Company Gearing Up To Produce Millions of COVID-19 Vaccine Doses Has To Ask FDA for Special Permission
As you may have heard Monday, a potential COVID-19 vaccine developed in less than two months between the National Institutes of Health and a company called Moderna was entering into first-stage trials.
Four healthy volunteers were given the vaccine in a test which will eventually include 45 people.
“Such rapid development of a potential vaccine is unprecedented, and it was possible because researchers were able to use what they already knew about related coronaviruses that had caused other diseases outbreaks, SARS and MERS,” The New York Times reported Monday.
Indeed, Dr. Anthony Fauci of the National Institute of Allergy and Infectious Diseases said it was “launched in record speed.” The fact that the vaccine has entered human trials this early is a massive breakthrough, in other words.
“Moderna uses genetic material — messenger RNA — to make vaccines, and the company has nine others in various stages of development, including several for viruses that cause respiratory illnesses. But no vaccine made with this technology has yet reached the market,” The Times reported.
Furthermore, researchers want to be sure they’re ready for the next pandemic.
“The goal here is to be ready for all the virus families that can infect humans,” Dr. Barney Graham, deputy director of the NIH’s Vaccine Research Center, said.
However, the Food and Drug Administration is holding it back — not because they have some secret reason for wanting to withhold the cure, but because they want to be sure the vaccine is safe and effective.
The timeline for the vaccine to be available, if tests are successful, is between 12 to 18 months.
According to The Times, “Moderna … is already buying new equipment so that it will able to produce millions of doses. [CEO] Stéphane Bancel acknowledged that the company was taking a risk, because neither safety nor efficacy has been proved yet.”
“Humans are suffering and time is of the essence,” Bancel said. “Every day matters. We have taken these decisions to take the risk, because we believe it is the right thing to do.”
Though the participants in the first trials will be monitored for a year, safety data will be available within weeks.
“If the vaccine then appears safe, [Bancel] said, Moderna will ask the Food and Drug Administration for permission to move ahead to the next phase of testing even before the first stage is finished.”
“The second round of testing, to measure efficacy as well as to verify safety, will include many more participants,” the outlet reported.
This is a good thing.
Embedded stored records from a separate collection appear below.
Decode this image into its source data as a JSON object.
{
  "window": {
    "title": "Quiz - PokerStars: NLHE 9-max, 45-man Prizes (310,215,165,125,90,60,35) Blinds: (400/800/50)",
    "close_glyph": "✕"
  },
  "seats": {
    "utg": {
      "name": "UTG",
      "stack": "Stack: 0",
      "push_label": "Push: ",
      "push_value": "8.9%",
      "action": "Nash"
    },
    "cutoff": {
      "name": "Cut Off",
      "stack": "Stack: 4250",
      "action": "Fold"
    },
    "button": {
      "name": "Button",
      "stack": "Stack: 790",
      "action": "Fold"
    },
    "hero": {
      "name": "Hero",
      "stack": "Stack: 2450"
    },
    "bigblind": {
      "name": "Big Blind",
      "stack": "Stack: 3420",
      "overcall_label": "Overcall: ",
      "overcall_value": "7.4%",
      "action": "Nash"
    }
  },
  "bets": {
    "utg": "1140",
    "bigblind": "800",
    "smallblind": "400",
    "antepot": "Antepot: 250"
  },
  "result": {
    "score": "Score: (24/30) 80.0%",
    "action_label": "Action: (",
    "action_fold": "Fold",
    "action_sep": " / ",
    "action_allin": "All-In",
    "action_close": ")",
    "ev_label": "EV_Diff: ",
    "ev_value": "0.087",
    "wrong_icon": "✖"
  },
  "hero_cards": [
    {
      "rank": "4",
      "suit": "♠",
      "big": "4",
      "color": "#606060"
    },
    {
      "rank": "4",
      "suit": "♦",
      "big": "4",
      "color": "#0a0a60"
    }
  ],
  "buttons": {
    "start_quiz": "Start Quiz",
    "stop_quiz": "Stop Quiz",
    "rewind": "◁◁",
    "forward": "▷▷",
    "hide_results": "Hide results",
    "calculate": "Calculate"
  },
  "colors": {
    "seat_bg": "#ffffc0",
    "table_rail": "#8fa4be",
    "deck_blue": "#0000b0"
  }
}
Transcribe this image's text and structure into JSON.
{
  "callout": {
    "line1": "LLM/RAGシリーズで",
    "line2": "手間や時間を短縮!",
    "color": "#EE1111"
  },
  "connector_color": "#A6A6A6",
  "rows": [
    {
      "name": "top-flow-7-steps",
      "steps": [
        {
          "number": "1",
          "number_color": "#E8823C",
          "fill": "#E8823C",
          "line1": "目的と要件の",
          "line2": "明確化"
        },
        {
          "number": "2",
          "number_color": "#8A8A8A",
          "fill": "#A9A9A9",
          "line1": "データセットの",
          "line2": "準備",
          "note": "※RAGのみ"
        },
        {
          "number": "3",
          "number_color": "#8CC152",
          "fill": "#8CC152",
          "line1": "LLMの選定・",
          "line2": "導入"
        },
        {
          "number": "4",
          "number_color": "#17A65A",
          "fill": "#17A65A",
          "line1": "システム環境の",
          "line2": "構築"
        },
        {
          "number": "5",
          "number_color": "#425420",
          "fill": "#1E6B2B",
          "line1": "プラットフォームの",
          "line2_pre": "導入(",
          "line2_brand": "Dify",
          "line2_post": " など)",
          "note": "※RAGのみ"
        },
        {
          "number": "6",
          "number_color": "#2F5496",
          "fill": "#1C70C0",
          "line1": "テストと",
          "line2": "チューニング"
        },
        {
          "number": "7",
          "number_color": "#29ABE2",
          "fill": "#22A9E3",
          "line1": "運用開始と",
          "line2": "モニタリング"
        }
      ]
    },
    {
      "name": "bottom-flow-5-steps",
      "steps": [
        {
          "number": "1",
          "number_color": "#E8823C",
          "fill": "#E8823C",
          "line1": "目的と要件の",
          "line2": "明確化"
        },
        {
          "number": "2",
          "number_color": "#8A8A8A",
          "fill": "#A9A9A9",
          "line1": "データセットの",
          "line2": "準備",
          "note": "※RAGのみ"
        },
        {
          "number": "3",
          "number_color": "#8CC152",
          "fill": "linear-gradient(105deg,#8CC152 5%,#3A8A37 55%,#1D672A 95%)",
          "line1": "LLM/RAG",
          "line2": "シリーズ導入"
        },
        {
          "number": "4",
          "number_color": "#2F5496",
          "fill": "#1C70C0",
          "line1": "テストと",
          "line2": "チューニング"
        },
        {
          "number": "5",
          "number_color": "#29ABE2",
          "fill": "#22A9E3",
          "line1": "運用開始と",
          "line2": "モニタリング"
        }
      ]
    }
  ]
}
A vaccine that comes with too many risks and not enough protection should be rejected until proven safe — even with something as deadly as coronavirus.
However, there’s a school of conservative — usually libertarian — thought that if you’ve received informed consent, have a reason to receive the vaccine and yet aren’t included in the trials, shouldn’t you be able to pay for it and receive it on your own?
If that’s the case, why not allow an informed consent program — something like a right-to-try law for people at high risk?
The idea that our doctors, health care and social workers and other front-line staff can’t access the vaccine if it could be produced seems remarkably short-sighted. If someone is immunocompromised but has to return to work, are we to say the risks outweigh the benefits? Shouldn’t that be their decision?
Do they need a paternalistic government to tell them they have to wait 12 to 18 months to fully determine whether the vaccine is safe for them?
Trying unproven vaccines, if you’re not at risk or aren’t in an essential job, is very much a gas-station grab-bag; work from home and wash your hands.
For many, however, 12-to-18 months simply won’t do. Not only will it put them at risk, but it will also put others around them at risk.
We don’t know what’s possible yet. If the vaccine seems to be safe and efficacious in early trials and it can be produced in quantity, it’s an option that should be looked at.